- Khalil Akbar Location within Iran
- Coordinates: 33°10′15″N 48°08′49″E﻿ / ﻿33.17083°N 48.14694°E
- Country: Iran
- Province: Lorestan
- County: Mamulan
- District: Afrineh
- Rural District: Afrineh

Population (2016)
- • Total: 230
- Time zone: UTC+3:30 (IRST)

= Khalil Akbar =

Village in Lorestan province, Iran

Khalil Akbar (خليل اكبر) (Note: Also romanized as Khalīl Akbar; also known as Khalilabad (خليل آباد)) is a village in Afrineh Rural District of Afrineh District in Mamulan County, Lorestan province, Iran.

==Demographics==
===Population===
At the time of the 2006 National Census, the village's population was 329 in 62 households, when it was in Miyankuh-e Sharqi Rural District of Mamulan District (Note: Renamed the Central District in Mamulan County) in Pol-e Dokhtar County.
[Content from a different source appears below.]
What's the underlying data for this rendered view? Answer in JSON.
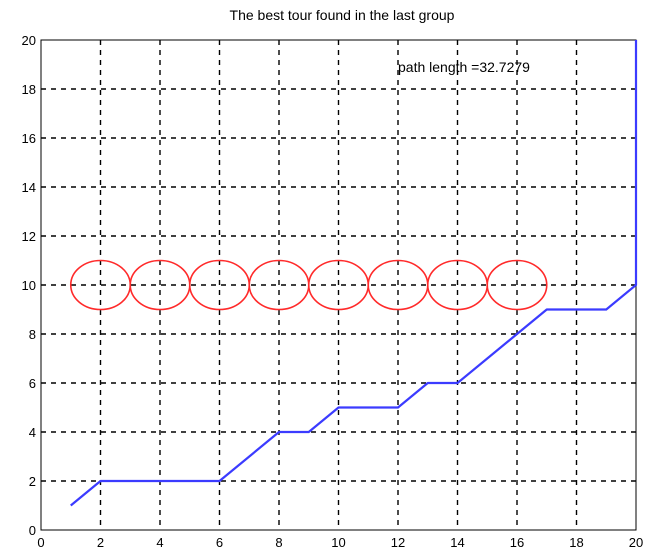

The following census in 2011 counted 237 people in 61 households. The 2016 census measured the population of the village as 230 people in 61 households.

In 2023, the district was separated from the county in the establishment of Mamulan County and renamed the Central District. The rural district was transferred to the new Afrineh District, and Khalil Akbar was transferred to Afrineh Rural District in the same district.